Here, ex vivo susceptibility to dihydroartemisinin (DHA) was evaluated from 38 Plasmodium falciparum isolates collected in 2017 in Thiès (Senegal) expressed in the Ring-stage Survival Assay (RSA). Both major and minor variants were explored in the three conserved-encoding domains of the pfkelch13 gene, the main determinant of ART resistance using a targeted-amplicon deep sequencing (TADS) approach.
All samples tested in the ex vivo RSA were found to be susceptible to DHA (parasite survival rate < 1%). The non-synonymous mutations K189T and K248R in pfkelch13 were observed each in one isolate, as major (99%) or minor (5%) variants, respectively.
The results suggest that ART is still fully effective in the Thiès region of Senegal in 2017. Investigations combining ex vivo RSA and TADS are a useful approach for monitoring ART resistance in Africa.
疟疾控制高度依赖于青蒿素类复方疗法(ACT)的有效性,这是目前治疗疟疾的一线药物。不幸的是,东南亚和南美洲青蒿素衍生物耐药性寄生虫的出现和传播,以及最近在卢旺达和乌干达(东非)的出现,使其在撒哈拉以南非洲地区的长期使用受到影响,而大多数疟疾死亡都发生在该地区。

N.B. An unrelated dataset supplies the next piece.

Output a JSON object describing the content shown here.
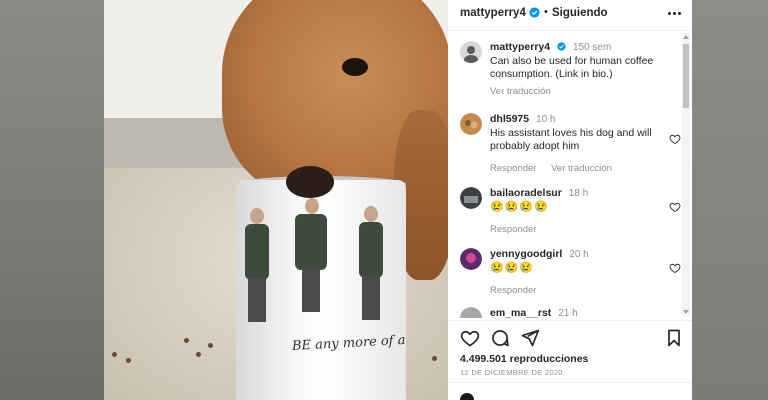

本研究采用环体生存检测(RSA)评估了 2017 年在塞内加尔的蒂埃斯采集的 38 株恶性疟原虫分离株对二氢青蒿素(DHA)的体外敏感性。使用靶向扩增子深度测序(TADS)方法,在 pfkelch13 基因的三个保守编码域中探索了主要和次要变异体,该基因是青蒿素耐药的主要决定因素。
RSA 体外检测的所有样本均对 DHA 敏感(寄生虫存活率<1%)。pfkelch13 基因中的非 synonymous 突变 K189T 和 K248R 分别在一个分离株中被观察到,分别为主要(99%)或次要(5%)变体。
研究结果表明,2017 年,ART 在塞内加尔的蒂埃斯地区仍然非常有效。将体外 RSA 和 TADS 相结合的研究是监测非洲地区 ART 耐药性的一种有效方法。